2000s to present: Where are we now?

Today there are a plethora of options for managing periods, from period panties to menstrual cups, organic pads and tampons, and, of course, the still-prevalent standard tampons and maxi-pads. As of 2000, over 80% of women used tampons, with pads and panty liners close behind (9). Even the cloth options from the 1800s are making an updated comeback, with more and more options for anti-microbial period panties hitting the market.

As concern about the environmental impact of disposable products grows, many are returning to reusable organic methods, like the menstrual sea sponge and silicone cups (though both have been associated with cases of TSS (10, 12, 13). As people with periods learn more about our options, we are able to take our health into our own hands, making the best decisions for our own bodies and lives. While women have always been intimately involved with the development of period products, female entrepreneurship continues to grow in this market.

Products and ad campaigns are also shifting to focus more on all bodies that get periods, including trans men and gender non-binary people.

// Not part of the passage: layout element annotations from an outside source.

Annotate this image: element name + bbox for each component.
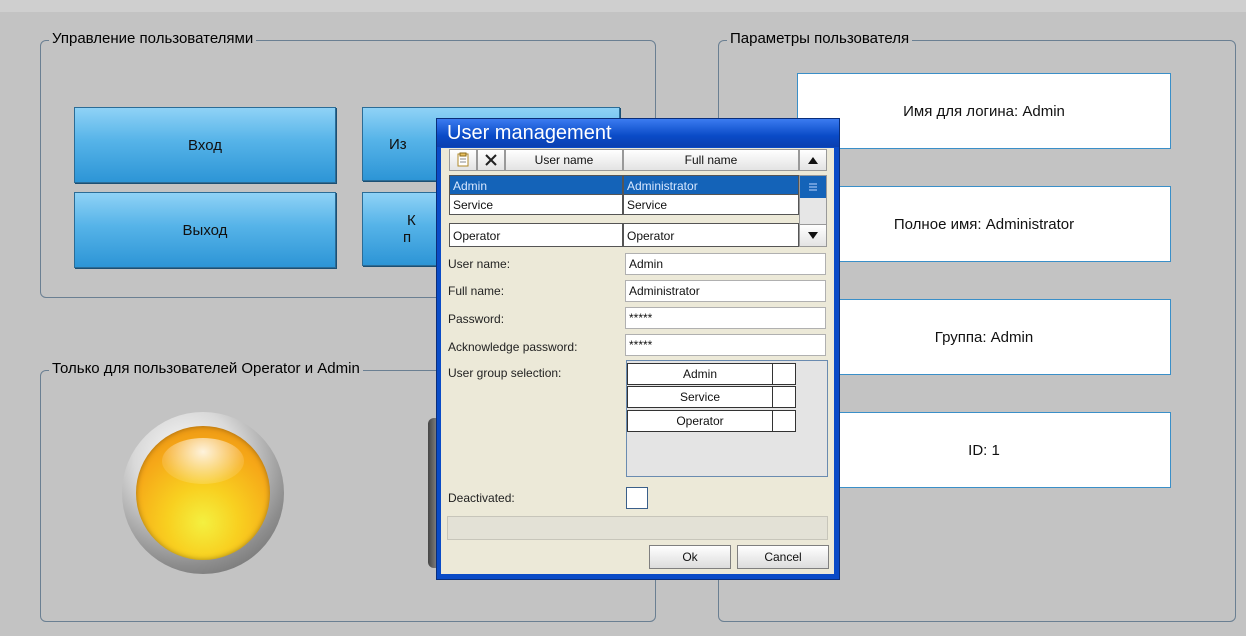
- column-header-full-name[interactable]: Full name: [623, 149, 799, 171]
- user-parameters-legend: Параметры пользователя: [727, 30, 913, 47]
- ok-button[interactable]: Ok: [649, 545, 731, 569]
- scroll-down-icon[interactable]: [799, 224, 827, 247]
- delete-user-icon[interactable]: [477, 149, 505, 171]
- login-button[interactable]: Вход: [74, 107, 336, 183]
- table-row-3-full-name[interactable]: Operator: [623, 223, 799, 247]
- password-label: Password:: [448, 312, 505, 326]
- id-display: ID: 1: [797, 412, 1171, 488]
- table-row-1-full-name[interactable]: Administrator: [623, 175, 799, 195]
- logout-button[interactable]: Выход: [74, 192, 336, 268]
- group-display: Группа: Admin: [797, 299, 1171, 375]
- group-option-operator[interactable]: Operator: [627, 410, 773, 432]
- full-name-field[interactable]: Administrator: [625, 280, 826, 302]
- table-row-1-user-name[interactable]: Admin: [449, 175, 623, 195]
- table-row-2-full-name[interactable]: Service: [623, 195, 799, 215]
- status-bar: [447, 516, 828, 540]
- scroll-thumb[interactable]: [800, 176, 826, 198]
- user-management-legend: Управление пользователями: [49, 30, 257, 47]
- group-option-admin[interactable]: Admin: [627, 363, 773, 385]
- operator-admin-legend: Только для пользователей Operator и Admi…: [49, 360, 363, 377]
- column-header-user-name[interactable]: User name: [505, 149, 623, 171]
- cancel-button-label: Cancel: [764, 550, 802, 564]
- change-user-button-label: Из: [389, 135, 407, 153]
- group-service-checkbox[interactable]: [772, 386, 796, 408]
- ack-password-field[interactable]: *****: [625, 334, 826, 356]
- group-selection-label: User group selection:: [448, 366, 562, 380]
- login-button-label: Вход: [188, 136, 222, 154]
- column-header-user-name-text: User name: [534, 153, 594, 167]
- table-row-2-user-name[interactable]: Service: [449, 195, 623, 215]
- scroll-up-icon[interactable]: [799, 149, 827, 171]
- logout-button-label: Выход: [182, 221, 228, 239]
- status-lamp-shine: [162, 438, 244, 484]
- ok-button-label: Ok: [682, 550, 698, 564]
- cancel-button[interactable]: Cancel: [737, 545, 829, 569]
- group-operator-checkbox[interactable]: [772, 410, 796, 432]
- deactivated-checkbox[interactable]: [626, 487, 648, 509]
- user-config-button-line2: п: [403, 229, 412, 246]
- group-text: Группа: Admin: [934, 328, 1034, 346]
- user-name-label: User name:: [448, 257, 511, 271]
- group-admin-checkbox[interactable]: [772, 363, 796, 385]
- top-strip: [0, 0, 1246, 12]
- column-header-full-name-text: Full name: [684, 153, 738, 167]
- password-field[interactable]: *****: [625, 307, 826, 329]
- full-name-label: Full name:: [448, 284, 505, 298]
- group-option-service[interactable]: Service: [627, 386, 773, 408]
- login-name-text: Имя для логина: Admin: [903, 102, 1065, 120]
- user-name-field[interactable]: Admin: [625, 253, 826, 275]
- full-name-text: Полное имя: Administrator: [893, 215, 1075, 233]
- ack-password-label: Acknowledge password:: [448, 340, 578, 354]
- dialog-title: User management: [437, 119, 839, 147]
- id-text: ID: 1: [968, 441, 1000, 459]
- table-row-3-user-name[interactable]: Operator: [449, 223, 623, 247]
- status-lamp-light: [136, 426, 270, 560]
- deactivated-label: Deactivated:: [448, 491, 515, 505]
- status-lamp-icon: [122, 412, 284, 574]
- login-name-display: Имя для логина: Admin: [797, 73, 1171, 149]
- full-name-display: Полное имя: Administrator: [797, 186, 1171, 262]
- user-config-button-line1: К: [407, 212, 416, 229]
- new-user-icon[interactable]: [449, 149, 477, 171]
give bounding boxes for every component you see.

From early on, the expectation (ironically) was that by hiding their menstruation, women were seen as more feminine, hygienic, and capable. Strategies based on fear of “discovery” continue to be employed by marketers today, from odorized products to silent and discreet packaging. But these ads have also shifted towards a more feminist message, portraying tampons as liberating, allowing women to take control of their bodies and participate in areas of society that didn’t welcome them before (3).

History shows us that advances in menstrual technologies have had significant impacts on women’s health and personal and professional freedoms. From patents to pilots, menstrual technologies have been opening doors for women and people with cycles throughout history.